The Red River is one of several rivers with that name, and of two rivers with that name in the United States. It rises in two branches (forks) in the Texas Panhandle and flows east along the border of Texas and Oklahoma, and briefly between Texas and Arkansas. At Fulton, Arkansas, the river turns south into Louisiana to empty into the Atchafalaya and Mississippi Rivers. The total length of this journey is 1360 miles (2189 km). The river gains its name from the red-clay farmland of its watershed. Since 1943 the Red River has been dammed by Denison Dam to form Lake Texoma, a very large reservoir of 89,000 acres (360 kmĀ²), some 70 miles (113 km) north of Dallas. Other reservoirs serve as flood control on the river's tributaries.

Much of the river's length in Louisiana was unnavigable in the early 19th century due to a collection of fallen trees that formed a "Great Raft" over 160 miles (257 km) long. Captain Henry Miller Shreve cleared the logjam in 1839, and now the river is navigable for small craft north of Natchitoches, Louisiana.

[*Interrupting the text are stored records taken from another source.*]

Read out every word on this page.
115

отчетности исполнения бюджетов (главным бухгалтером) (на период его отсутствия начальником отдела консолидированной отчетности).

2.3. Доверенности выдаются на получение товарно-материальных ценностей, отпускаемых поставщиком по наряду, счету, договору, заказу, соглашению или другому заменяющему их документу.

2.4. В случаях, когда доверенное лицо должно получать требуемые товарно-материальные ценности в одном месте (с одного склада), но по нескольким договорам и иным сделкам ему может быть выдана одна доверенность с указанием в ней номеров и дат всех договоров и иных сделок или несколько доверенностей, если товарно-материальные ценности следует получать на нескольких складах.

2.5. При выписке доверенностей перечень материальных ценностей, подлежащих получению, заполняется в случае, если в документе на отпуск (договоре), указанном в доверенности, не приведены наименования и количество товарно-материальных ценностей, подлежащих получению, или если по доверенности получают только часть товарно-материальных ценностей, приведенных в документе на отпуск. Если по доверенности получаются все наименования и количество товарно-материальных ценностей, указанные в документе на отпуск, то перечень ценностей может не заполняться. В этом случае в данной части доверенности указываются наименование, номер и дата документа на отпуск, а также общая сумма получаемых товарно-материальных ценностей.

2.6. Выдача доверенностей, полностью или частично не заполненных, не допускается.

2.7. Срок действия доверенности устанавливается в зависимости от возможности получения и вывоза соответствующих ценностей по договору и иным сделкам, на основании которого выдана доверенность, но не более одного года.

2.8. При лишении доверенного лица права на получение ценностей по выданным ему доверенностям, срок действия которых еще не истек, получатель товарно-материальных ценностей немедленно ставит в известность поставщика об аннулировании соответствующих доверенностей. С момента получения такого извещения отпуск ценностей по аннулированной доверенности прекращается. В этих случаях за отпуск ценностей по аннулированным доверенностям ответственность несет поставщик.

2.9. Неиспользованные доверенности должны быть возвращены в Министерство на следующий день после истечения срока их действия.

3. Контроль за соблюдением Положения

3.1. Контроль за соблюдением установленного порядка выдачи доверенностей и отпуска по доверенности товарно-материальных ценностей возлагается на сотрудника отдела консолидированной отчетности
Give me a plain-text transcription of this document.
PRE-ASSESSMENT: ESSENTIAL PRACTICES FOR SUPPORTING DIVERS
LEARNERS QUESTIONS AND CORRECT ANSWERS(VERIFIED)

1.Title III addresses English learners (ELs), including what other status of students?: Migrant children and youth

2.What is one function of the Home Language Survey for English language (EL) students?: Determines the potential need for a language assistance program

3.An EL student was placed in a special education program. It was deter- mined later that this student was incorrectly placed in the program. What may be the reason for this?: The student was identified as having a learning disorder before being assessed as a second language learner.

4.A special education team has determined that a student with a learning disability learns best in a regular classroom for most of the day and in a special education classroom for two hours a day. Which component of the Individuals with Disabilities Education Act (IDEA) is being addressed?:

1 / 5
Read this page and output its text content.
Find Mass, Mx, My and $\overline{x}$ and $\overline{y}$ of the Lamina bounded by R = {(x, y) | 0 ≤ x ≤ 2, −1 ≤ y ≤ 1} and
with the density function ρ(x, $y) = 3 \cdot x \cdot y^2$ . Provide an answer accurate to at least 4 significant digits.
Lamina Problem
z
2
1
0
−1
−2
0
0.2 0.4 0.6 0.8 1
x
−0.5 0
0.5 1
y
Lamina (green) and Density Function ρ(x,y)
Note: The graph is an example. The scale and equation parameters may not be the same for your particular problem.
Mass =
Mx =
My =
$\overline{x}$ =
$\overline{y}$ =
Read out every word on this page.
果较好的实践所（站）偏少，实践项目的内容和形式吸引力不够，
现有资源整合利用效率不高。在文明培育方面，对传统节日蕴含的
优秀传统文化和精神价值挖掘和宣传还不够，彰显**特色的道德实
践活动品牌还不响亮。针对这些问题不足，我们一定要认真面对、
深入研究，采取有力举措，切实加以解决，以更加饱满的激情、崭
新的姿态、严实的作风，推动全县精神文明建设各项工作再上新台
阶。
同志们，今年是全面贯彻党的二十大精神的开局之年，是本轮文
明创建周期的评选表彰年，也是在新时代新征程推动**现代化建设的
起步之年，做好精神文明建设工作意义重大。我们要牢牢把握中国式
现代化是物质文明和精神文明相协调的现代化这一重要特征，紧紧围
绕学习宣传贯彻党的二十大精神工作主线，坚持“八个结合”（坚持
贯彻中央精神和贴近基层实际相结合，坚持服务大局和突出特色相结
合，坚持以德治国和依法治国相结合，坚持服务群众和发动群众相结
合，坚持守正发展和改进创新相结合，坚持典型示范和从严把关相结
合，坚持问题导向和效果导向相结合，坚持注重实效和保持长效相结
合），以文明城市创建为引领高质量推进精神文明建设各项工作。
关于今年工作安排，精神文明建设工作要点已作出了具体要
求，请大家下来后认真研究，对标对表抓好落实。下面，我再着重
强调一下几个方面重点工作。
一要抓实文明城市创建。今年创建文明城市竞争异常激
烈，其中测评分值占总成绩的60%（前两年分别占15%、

Due to a cartographic error, the land between the north and south forks was claimed by both the state of Texas and the federal government. Originally called Greer County, Texas, the U.S. Supreme Court ruled that it belonged to the federal government, which at the time oversaw the Oklahoma Territory. That territory later was later incorporated into the state of Oklahoma, whose southern border now follows the south fork.

That southern fork, which is about 120 miles (193 km), is now called the Prairie Dog Town Fork. It is formed in Randall County, Texas near Canyon, Texas by the confluence of intermittent Palo Duro Creek and Tierra Blanca Creek. (The names mean "Hard Wood" and "White Land", respectively, in Spanish.) It flows east-southeast, through Palo Duro Canyon in Palo Duro Canyon State Park, then past Newlin, Texas to meet the Oklahoma state line. From there eastward, it is usually referred to as the Red River, even before meeting the north fork.